Затем они предложили её купить.
— К тому же это моя собственность! — твердил Пекюше.
Ведь Жефруа принял от него двадцать франков — вот и доказательство! И если их вызовут к мировому судье, — тем хуже для священника: он принесёт ложную присягу!
Пока решалось дело, Пекюше несколько раз ходил смотреть на суповую миску, и в нём всё сильнее разгоралось желание завладеть ею. Если ему отдадут миску, он согласен вернуть купель. Если нет — пусть пеняют на себя.
Устав от споров или из боязни скандала, Жефруа уступил.
Суповая миска заняла достойное место в их коллекции рядом с кошуазским чепцом. Купель украсила церковную паперть; отдав её, друзья утешались мыслью, что жители Шавиньоля даже не подозревают, какая это ценность.
Заполучив супницу, они увлеклись собиранием фаянса: новый предмет для изучения, новый повод рыскать по окрестностям.
В те годы было в моде собирать старую руанскую посуду. Нотариус подобрал недурную коллекцию, что создало ему репутацию художественной натуры, не подходящую для его профессии, но он искупал это серьёзностью и рассудительностью.

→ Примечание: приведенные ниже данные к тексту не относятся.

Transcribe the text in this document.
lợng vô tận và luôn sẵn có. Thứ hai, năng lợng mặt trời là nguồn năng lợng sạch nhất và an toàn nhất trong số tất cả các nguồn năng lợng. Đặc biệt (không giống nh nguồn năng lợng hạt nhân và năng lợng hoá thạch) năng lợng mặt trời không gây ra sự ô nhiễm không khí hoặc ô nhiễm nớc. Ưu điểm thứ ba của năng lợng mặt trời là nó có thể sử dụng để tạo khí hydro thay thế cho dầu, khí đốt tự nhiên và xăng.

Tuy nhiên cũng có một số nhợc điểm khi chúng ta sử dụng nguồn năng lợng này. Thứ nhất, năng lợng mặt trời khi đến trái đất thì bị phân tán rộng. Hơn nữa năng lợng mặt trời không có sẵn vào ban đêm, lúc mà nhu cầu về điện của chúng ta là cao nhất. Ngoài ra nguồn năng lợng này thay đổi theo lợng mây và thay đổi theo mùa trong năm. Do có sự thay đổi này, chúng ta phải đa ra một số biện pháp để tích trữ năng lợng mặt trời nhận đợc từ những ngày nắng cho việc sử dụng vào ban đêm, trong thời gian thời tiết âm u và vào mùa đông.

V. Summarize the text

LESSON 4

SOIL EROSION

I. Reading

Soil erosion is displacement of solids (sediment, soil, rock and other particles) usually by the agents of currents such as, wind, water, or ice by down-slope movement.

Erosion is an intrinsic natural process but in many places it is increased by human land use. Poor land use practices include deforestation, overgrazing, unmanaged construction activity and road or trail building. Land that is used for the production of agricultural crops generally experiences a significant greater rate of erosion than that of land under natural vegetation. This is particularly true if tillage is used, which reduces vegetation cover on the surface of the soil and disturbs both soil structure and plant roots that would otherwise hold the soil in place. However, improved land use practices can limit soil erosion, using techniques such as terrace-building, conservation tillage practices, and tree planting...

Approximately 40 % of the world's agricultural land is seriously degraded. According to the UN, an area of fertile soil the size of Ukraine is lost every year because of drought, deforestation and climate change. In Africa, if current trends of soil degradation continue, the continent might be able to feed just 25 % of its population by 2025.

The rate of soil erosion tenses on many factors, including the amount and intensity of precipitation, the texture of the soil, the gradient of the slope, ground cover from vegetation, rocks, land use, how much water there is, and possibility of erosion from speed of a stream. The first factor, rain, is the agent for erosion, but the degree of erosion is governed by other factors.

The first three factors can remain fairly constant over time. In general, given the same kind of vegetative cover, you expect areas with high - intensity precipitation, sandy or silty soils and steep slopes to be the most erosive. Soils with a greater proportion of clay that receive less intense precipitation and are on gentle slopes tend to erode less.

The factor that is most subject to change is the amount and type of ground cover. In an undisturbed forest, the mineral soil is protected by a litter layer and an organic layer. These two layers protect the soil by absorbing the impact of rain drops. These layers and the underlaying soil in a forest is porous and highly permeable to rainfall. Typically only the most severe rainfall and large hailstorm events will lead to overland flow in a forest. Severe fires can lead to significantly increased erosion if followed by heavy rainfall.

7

Проведав, что Бувар и Пекюше присвоили суповую миску, нотариус предложил обменять её на что-нибудь другое.
Пекюше отказал наотрез.
— Не хотите — не надо.
Мареско обследовал их керамику.
По стенам были развешаны фаянсовые блюда с синими узорами на грязно-белом фоне, рога изобилия зеленоватых и красноватых оттенков, бритвенные тазики, тарелки и блюдца — предметы, за которыми они долго охотились и приносили к себе под полой сюртука, прижимая к сердцу.
Мареско кое-что похвалил, заговорил о других сортах фаянса, испано-арабском, голландском, английском, итальянском, ослепив их своей эрудицией.
— Кстати, дайте взглянуть ещё разок на вашу миску!
Постучав по ней пальцем, нотариус стал рассматривать буквы на расписной крышке.
— Это руанская марка! — пояснил Пекюше.
— Что вы! У руанского завода, собственно говоря, не было марки. Пока не прославился Мутье, весь французский фаянс делали в Невере. Так же обстоит дело и с Руаном. К тому же в Эльбефе его превосходно имитируют.
— Быть не может!
— Майолики очень легко подделать! Ваша супница не имеет никакой цены. Хорошо, что я не свалял дурака!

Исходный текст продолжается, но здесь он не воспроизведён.